Enforcing mobility clause was unfair and discriminatory

A Prospect member dismissed for refusing to relocate 120 miles from his home has won his employment tribunal claim for unfair dismissal and disability discrimination.

Grant Watson, an airworthiness surveyor, had worked for the Civil Aviation Authority for over 22 years and expected to stay there until retirement.

But when he was told his office in Weston-super-Mare was closing and he would have to move to Gatwick, his employment came to a sad and sudden end. Grant was unable to relocate because of his health and family circumstances, and the CAA dismissed him.

Prospect supported his case and an employment tribunal has ruled he was unfairly dismissed and subjected to unlawful disability discrimination.

At a preliminary hearing of the employment tribunal in January the judge held Grant was disabled within the meaning of the Equality Act. The case then proceeded to a full hearing over four days in June.

The tribunal heard evidence from Grant, his former line manager, and from Emily Boase, Prospect national secretary. Stephen Marsh of counsel represented Grant at both hearings.

Grant’s case was that the CAA had not taken sufficient account of his health and personal circumstances. Despite the mobility obligation in his contract, counsel argued there were alternatives to dismissal that should have been positively explored.

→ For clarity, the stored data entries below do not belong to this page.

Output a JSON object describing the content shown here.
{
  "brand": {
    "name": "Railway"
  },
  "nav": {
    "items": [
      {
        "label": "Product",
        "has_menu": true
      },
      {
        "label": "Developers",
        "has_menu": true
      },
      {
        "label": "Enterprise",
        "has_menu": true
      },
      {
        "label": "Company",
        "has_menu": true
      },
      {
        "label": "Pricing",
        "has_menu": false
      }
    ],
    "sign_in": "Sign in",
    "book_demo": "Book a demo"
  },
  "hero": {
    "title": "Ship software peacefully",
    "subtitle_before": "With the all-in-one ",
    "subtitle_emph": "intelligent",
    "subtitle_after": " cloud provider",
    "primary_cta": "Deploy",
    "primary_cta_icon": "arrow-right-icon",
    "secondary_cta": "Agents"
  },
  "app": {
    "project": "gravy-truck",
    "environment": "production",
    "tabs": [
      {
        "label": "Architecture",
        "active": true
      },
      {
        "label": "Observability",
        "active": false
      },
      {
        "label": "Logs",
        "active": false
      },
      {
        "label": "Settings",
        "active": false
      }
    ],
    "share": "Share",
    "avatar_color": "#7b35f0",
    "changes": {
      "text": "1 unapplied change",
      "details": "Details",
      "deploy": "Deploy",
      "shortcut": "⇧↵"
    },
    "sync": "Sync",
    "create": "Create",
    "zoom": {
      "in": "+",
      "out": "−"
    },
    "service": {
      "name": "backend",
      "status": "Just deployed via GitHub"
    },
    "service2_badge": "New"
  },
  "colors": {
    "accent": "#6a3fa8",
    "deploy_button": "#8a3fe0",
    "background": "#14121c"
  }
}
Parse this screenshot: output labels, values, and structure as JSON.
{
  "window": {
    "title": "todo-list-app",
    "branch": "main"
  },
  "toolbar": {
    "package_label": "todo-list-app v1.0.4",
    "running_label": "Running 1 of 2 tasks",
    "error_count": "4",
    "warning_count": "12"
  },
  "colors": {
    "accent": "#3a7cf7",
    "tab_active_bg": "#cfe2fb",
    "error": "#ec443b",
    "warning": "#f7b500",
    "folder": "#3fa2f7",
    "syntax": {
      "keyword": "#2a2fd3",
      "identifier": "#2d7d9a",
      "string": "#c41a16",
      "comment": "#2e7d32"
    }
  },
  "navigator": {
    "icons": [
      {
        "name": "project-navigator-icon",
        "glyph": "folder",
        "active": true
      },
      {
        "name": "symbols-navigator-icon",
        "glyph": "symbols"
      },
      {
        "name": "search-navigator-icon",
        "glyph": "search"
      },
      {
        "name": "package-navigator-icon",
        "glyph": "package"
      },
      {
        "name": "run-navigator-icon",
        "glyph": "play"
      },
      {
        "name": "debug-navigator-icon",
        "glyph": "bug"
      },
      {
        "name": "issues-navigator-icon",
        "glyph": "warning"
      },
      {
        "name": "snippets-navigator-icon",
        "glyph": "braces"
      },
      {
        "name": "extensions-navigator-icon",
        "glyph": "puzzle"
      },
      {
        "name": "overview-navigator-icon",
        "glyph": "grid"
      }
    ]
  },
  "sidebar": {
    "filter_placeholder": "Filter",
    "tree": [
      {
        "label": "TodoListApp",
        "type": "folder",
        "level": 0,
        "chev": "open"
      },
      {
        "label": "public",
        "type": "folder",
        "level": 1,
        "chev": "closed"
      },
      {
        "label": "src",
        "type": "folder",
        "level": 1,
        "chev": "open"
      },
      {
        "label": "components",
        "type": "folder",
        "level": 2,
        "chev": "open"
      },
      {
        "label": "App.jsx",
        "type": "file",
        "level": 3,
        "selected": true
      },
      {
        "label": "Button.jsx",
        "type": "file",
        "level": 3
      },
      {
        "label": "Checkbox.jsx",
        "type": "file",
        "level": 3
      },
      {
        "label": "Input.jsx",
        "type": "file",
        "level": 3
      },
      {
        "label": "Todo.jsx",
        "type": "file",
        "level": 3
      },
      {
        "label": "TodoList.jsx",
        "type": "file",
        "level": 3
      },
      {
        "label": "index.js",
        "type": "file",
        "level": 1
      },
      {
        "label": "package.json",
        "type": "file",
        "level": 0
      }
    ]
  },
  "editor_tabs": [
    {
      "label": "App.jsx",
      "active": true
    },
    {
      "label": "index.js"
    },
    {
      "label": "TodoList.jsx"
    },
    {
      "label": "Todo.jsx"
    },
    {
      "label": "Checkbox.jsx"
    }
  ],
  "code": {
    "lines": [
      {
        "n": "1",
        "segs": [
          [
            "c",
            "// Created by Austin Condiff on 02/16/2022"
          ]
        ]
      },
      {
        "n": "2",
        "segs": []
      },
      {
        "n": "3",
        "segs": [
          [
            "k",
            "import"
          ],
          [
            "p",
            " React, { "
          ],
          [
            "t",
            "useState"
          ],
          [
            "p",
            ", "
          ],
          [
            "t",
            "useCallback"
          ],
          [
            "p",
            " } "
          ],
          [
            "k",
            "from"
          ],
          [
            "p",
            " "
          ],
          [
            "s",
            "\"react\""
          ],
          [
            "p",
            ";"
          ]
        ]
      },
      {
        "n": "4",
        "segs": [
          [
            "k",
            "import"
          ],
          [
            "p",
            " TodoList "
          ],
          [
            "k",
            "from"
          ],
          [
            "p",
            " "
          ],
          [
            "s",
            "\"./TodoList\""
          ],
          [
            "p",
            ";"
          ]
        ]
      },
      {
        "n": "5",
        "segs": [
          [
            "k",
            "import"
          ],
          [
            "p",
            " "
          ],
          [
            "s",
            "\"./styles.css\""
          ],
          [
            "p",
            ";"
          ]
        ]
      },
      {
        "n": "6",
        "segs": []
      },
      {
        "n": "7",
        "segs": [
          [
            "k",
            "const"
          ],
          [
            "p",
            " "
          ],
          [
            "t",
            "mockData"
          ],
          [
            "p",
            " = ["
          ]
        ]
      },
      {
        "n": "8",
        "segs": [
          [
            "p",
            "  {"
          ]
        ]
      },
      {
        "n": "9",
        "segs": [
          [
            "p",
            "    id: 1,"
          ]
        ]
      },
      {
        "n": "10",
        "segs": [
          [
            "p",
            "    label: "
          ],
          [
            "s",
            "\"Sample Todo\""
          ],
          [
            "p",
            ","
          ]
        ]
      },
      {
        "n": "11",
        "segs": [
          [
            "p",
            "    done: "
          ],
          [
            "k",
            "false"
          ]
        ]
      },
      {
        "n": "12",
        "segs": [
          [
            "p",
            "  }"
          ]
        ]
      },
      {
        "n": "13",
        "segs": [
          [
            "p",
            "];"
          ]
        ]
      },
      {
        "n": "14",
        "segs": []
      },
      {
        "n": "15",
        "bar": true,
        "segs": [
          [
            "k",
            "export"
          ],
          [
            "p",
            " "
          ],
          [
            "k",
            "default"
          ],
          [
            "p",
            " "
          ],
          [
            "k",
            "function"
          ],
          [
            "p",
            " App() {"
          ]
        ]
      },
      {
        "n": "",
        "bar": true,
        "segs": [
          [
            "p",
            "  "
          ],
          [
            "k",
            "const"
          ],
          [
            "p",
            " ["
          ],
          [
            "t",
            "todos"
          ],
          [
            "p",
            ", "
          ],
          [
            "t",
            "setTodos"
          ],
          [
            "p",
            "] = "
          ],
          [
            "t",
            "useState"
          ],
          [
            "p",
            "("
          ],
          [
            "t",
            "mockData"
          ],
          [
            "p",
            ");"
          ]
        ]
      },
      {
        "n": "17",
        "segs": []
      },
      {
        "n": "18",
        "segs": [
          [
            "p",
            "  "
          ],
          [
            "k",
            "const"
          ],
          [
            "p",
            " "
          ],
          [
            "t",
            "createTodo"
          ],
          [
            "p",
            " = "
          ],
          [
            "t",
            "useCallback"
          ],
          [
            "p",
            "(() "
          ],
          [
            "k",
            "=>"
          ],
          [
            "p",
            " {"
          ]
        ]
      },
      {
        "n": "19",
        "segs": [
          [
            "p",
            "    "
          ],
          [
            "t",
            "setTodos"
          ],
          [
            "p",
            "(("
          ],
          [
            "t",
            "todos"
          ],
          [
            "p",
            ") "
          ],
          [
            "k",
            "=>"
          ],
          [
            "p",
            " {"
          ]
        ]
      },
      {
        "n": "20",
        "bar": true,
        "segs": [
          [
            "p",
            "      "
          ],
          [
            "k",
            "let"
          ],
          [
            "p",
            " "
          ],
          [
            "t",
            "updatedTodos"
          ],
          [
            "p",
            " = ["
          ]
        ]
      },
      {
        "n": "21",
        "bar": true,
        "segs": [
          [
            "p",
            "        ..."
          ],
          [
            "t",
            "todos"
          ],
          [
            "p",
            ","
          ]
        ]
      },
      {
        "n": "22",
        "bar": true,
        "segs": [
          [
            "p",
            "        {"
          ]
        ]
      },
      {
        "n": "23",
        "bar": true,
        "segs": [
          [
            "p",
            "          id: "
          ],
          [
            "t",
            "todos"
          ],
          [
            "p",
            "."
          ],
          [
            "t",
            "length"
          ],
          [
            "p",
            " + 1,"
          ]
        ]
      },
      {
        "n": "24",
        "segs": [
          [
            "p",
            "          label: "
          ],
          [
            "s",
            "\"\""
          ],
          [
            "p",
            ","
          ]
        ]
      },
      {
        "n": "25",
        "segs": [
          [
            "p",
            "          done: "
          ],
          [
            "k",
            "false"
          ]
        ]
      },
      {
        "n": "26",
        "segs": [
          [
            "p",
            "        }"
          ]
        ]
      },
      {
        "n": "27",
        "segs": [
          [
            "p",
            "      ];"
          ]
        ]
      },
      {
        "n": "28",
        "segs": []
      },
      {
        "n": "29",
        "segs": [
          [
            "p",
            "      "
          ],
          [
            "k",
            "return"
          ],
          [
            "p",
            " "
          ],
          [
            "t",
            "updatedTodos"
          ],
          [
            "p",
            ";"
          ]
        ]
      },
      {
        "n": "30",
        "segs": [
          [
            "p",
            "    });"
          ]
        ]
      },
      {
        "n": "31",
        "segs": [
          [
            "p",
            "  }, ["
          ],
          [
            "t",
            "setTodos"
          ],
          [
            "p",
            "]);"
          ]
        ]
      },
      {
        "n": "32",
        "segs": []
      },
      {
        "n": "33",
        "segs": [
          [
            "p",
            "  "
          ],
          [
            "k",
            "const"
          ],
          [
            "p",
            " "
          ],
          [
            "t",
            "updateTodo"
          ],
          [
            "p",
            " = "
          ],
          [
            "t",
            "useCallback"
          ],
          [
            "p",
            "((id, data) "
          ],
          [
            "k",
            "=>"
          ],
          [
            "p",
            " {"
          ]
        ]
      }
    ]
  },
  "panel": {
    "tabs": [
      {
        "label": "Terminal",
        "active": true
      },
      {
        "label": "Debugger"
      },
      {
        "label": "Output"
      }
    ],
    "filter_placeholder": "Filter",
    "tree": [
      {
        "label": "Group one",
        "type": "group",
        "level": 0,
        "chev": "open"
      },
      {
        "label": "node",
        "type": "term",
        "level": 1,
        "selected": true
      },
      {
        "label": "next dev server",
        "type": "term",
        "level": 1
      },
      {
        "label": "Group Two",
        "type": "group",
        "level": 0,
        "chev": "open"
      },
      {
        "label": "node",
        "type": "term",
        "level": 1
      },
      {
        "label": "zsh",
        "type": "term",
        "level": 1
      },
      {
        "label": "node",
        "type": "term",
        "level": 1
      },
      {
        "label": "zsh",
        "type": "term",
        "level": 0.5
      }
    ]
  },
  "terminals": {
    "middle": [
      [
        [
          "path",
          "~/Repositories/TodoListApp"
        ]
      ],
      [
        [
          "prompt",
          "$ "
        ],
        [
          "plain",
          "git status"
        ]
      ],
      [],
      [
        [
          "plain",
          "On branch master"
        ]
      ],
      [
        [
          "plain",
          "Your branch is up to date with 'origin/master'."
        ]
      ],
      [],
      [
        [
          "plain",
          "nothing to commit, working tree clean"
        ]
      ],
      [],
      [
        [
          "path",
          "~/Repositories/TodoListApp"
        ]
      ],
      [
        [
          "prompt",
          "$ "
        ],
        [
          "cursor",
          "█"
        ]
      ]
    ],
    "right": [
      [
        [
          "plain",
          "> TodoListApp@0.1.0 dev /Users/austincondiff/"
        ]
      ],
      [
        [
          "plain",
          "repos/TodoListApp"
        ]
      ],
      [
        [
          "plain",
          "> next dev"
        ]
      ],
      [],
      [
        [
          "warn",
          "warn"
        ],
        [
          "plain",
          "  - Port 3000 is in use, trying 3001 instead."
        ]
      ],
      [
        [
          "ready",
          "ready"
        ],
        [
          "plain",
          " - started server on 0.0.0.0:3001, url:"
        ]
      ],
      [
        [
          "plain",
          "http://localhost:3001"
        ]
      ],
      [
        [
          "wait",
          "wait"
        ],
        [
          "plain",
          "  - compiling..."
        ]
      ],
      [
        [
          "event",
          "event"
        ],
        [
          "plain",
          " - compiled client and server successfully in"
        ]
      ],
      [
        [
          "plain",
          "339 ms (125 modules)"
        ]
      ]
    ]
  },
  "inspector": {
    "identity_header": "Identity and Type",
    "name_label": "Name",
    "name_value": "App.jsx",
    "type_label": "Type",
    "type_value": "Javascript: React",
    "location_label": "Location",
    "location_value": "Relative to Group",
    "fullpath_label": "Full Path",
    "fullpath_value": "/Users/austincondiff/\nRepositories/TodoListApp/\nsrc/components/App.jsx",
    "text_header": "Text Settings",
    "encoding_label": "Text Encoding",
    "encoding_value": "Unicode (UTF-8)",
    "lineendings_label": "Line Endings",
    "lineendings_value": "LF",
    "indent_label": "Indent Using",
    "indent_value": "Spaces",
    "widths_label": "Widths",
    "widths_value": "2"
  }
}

As Grant’s work involved certifying aircraft in the South West and Wales, it was unreasonable to not consider a remote working pattern allowing him limited attendance at the office base in Gatwick, as had happened when other CAA regional offices closed.

The tribunal agreed with this. It held that enforcing the mobility clause in an “arbitrary manner”, in circumstances where the employee was saying he could not comply, was an unfair dismissal.

It went on to find the dismissal was also unlawful under the Equality Act. It was less favourable treatment for a reason related to Grant’s disability and the CAA had failed in its duty to make reasonable adjustments.

The tribunal found his disability made relocation unfeasible and the dismissal was a consequence of this. It concluded it would have been “practical and reasonable” to enable him to work remotely or to consider other flexible working solutions.

Marion Scovell, Prospect legal officer, said: “The case demonstrates that employers should always consider alternatives to forced relocation, even where there is a mobility clause in the contract. This is particularly so where a worker is disabled and is unable to transfer.”